Telewizyjne kamery uchwyciły, jak w trakcie jednej z przerw Świątek zajrzała do swojego tajemniczego zeszytu i zaczęła coś pisać. Nagranie zamieszczono na twitterowym kanale turnieju WTA w Montrealu. Można je zobaczyć poniżej.

Kibice niejednokrotnie pytali o to, co jest w zeszycie. Polka niedawno ujawniła jego zawartość.
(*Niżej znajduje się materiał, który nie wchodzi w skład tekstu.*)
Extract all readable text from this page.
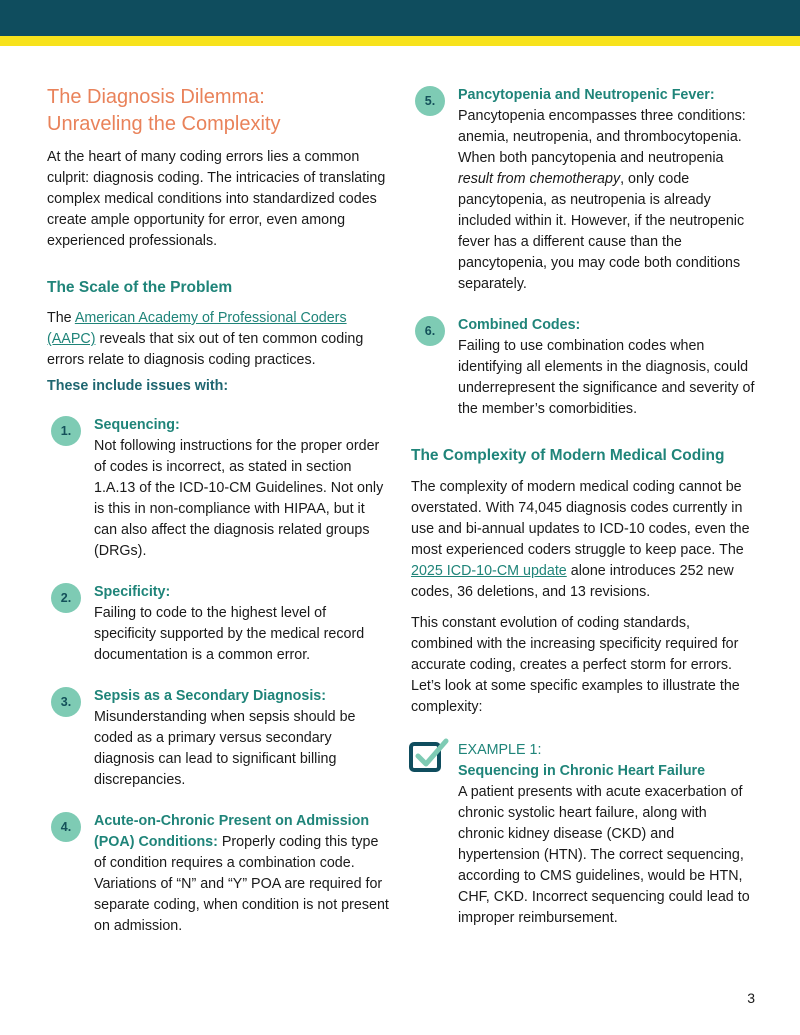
The Diagnosis Dilemma:
Unraveling the Complexity

At the heart of many coding errors lies a common culprit: diagnosis coding. The intricacies of translating complex medical conditions into standardized codes create ample opportunity for error, even among experienced professionals.

The Scale of the Problem

The American Academy of Professional Coders (AAPC) reveals that six out of ten common coding errors relate to diagnosis coding practices.

These include issues with:

1.	Sequencing:

Not following instructions for the proper order of codes is incorrect, as stated in section 1.A.13 of the ICD-10-CM Guidelines. Not only is this in non-compliance with HIPAA, but it can also affect the diagnosis related groups (DRGs).

2.	Specificity:

Failing to code to the highest level of specificity supported by the medical record documentation is a common error.

3.	Sepsis as a Secondary Diagnosis:

Misunderstanding when sepsis should be coded as a primary versus secondary diagnosis can lead to significant billing discrepancies.

4.	Acute-on-Chronic Present on Admission (POA) Conditions: Properly coding this type of condition requires a combination code. Variations of “N” and “Y” POA are required for separate coding, when condition is not present on admission.

5.	Pancytopenia and Neutropenic Fever:

Pancytopenia encompasses three conditions: anemia, neutropenia, and thrombocytopenia. When both pancytopenia and neutropenia result from chemotherapy, only code pancytopenia, as neutropenia is already included within it. However, if the neutropenic fever has a different cause than the pancytopenia, you may code both conditions separately.

6.	Combined Codes:

Failing to use combination codes when identifying all elements in the diagnosis, could underrepresent the significance and severity of the member’s comorbidities.

The Complexity of Modern Medical Coding

The complexity of modern medical coding cannot be overstated. With 74,045 diagnosis codes currently in use and bi-annual updates to ICD-10 codes, even the most experienced coders struggle to keep pace. The 2025 ICD-10-CM update alone introduces 252 new codes, 36 deletions, and 13 revisions.

This constant evolution of coding standards, combined with the increasing specificity required for accurate coding, creates a perfect storm for errors. Let’s look at some specific examples to illustrate the complexity:

EXAMPLE 1:
Sequencing in Chronic Heart Failure

A patient presents with acute exacerbation of chronic systolic heart failure, along with chronic kidney disease (CKD) and hypertension (HTN). The correct sequencing, according to CMS guidelines, would be HTN, CHF, CKD. Incorrect sequencing could lead to improper reimbursement.

3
- Niedawno go zresztą zmieniłam, teraz jest nowy, to zeszyt Rolanda Garrosa, także pełen profesjonalizm z mojej strony... Co jest w środku? Przede wszystkim taktyka zakładana przed meczem. Liczę, że nikt mi go nie zabierze - mówiła Świątek.

Czytaj także: Iga Świątek poznała rywalkę w ćwierćfinale. Amerykanka na drodze Polki Hubert Hurkacz zatrzymany. Tyle zarobił w Kanadzie

ZOBACZ WIDEO: #dziejesiewsporcie: co oni wymyślili?! Zobacz, co robią ci koszykarze

Źródło artykułu: WP SportoweFakty
Komentarze (0)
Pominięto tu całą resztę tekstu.